Fatia em aéreas do Brasil já está no radar de estrangeiras

O Globo
13 nov 2014

Ryanair e Virgin Atlantic estão conversando com autoridades
GERALDA DOCA
economia@oglobo.com.br
ROBERTA SCRIVANO
economia@oglobo.com.br

Companhias de baixo custo, uma irlandesa outra inglesa, sondam governo brasileiro, de olho no fim de restrições -BRASÍLIA E SÃO PAULO- De olho no fim das restrições ao capital estrangeiro na aviação civil — o limite hoje é de 20% —, duas companhias europeias já sondam o governo brasileiro: a irlandesa de baixo custo Ryanair e a inglesa Virgin Atlantic Airways.
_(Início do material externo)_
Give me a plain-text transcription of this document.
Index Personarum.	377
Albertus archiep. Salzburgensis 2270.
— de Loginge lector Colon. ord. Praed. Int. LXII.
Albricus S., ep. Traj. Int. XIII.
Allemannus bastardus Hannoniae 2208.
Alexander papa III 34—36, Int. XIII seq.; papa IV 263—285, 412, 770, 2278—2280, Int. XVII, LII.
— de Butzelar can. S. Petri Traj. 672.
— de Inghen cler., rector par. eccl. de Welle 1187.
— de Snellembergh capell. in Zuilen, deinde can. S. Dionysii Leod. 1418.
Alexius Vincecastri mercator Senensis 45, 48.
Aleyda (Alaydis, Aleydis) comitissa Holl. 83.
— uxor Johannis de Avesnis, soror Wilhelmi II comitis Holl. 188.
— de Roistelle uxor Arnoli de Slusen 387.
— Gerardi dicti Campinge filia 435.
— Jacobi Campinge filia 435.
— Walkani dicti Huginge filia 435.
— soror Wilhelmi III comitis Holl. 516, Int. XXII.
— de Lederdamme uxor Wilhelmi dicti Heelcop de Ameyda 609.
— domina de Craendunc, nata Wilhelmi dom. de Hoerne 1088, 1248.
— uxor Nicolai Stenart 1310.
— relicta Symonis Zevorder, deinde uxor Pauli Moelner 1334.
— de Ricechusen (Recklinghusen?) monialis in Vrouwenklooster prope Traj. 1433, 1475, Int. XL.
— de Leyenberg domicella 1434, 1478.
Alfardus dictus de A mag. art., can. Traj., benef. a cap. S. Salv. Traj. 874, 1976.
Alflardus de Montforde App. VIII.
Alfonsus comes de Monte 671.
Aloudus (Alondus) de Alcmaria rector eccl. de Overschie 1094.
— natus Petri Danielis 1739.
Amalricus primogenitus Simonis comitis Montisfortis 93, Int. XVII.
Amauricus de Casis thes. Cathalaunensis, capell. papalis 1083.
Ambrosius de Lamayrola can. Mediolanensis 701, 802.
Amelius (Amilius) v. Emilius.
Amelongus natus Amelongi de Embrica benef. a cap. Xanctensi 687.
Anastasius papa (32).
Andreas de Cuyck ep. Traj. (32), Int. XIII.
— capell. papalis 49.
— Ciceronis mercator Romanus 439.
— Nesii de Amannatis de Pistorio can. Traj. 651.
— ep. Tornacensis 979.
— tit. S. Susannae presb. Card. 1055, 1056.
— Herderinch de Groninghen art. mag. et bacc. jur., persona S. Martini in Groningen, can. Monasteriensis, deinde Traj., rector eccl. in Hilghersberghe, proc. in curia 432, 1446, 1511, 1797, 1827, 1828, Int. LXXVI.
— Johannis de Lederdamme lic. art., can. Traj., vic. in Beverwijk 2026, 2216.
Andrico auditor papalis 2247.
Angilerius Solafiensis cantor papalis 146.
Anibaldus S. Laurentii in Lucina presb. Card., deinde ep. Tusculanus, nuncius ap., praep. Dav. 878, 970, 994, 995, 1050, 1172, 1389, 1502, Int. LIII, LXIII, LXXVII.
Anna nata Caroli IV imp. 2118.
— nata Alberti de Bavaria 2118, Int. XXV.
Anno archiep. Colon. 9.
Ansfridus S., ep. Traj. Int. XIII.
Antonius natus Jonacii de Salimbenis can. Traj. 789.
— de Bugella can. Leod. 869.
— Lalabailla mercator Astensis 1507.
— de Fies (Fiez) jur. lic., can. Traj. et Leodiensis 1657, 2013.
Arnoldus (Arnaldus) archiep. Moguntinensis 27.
Segundo fontes do governo, essas duas empresas têm enviado representantes, com dados referentes ao mercado doméstico em mãos, aos órgãos responsáveis pelo setor. O objetivo é checar as possibilidades reais de mudança na lei. Uma emenda neste sentido foi aprovada pelo Congresso, nesta semana, ao projeto que regulamenta a aviação regional.

simon dawson/bloomberg/10-9-2013

Decolagem. Avião da Ryanair, de baixo custo, que já estaria interessada no mercado brasileiro

Decolagem. Avião da Ryanair, de baixo custo, que já estaria interessada no mercado brasileiro


Decolagem. Avião da Ryanair, de baixo custo, que já estaria interessada no mercado brasileiro

Embora ainda haja divergências no governo, a tendência é que a medida seja sancionada pela presidente Dilma Rousseff. Os defensores alegam que a novidade atrairá investimento externo direto.

GOL MOSTRA INTERESSE EM PARCERIA
Para operar no país, as estrangeiras terão de se associar a empresas nacionais ou se instalar no Brasil, recolhendo tributos e cumprindo integralmente a legislação nacional de regulação do setor e trabalhista. O ministro da Secretaria de Aviação Civil (SAC), Moreira Franco, é um dos defensores de maior abertura ao capital estrangeiro. A medida, segundo ele, tem potencial para capitalizar as empresas nacionais e incentivar a entrada de novos competidores.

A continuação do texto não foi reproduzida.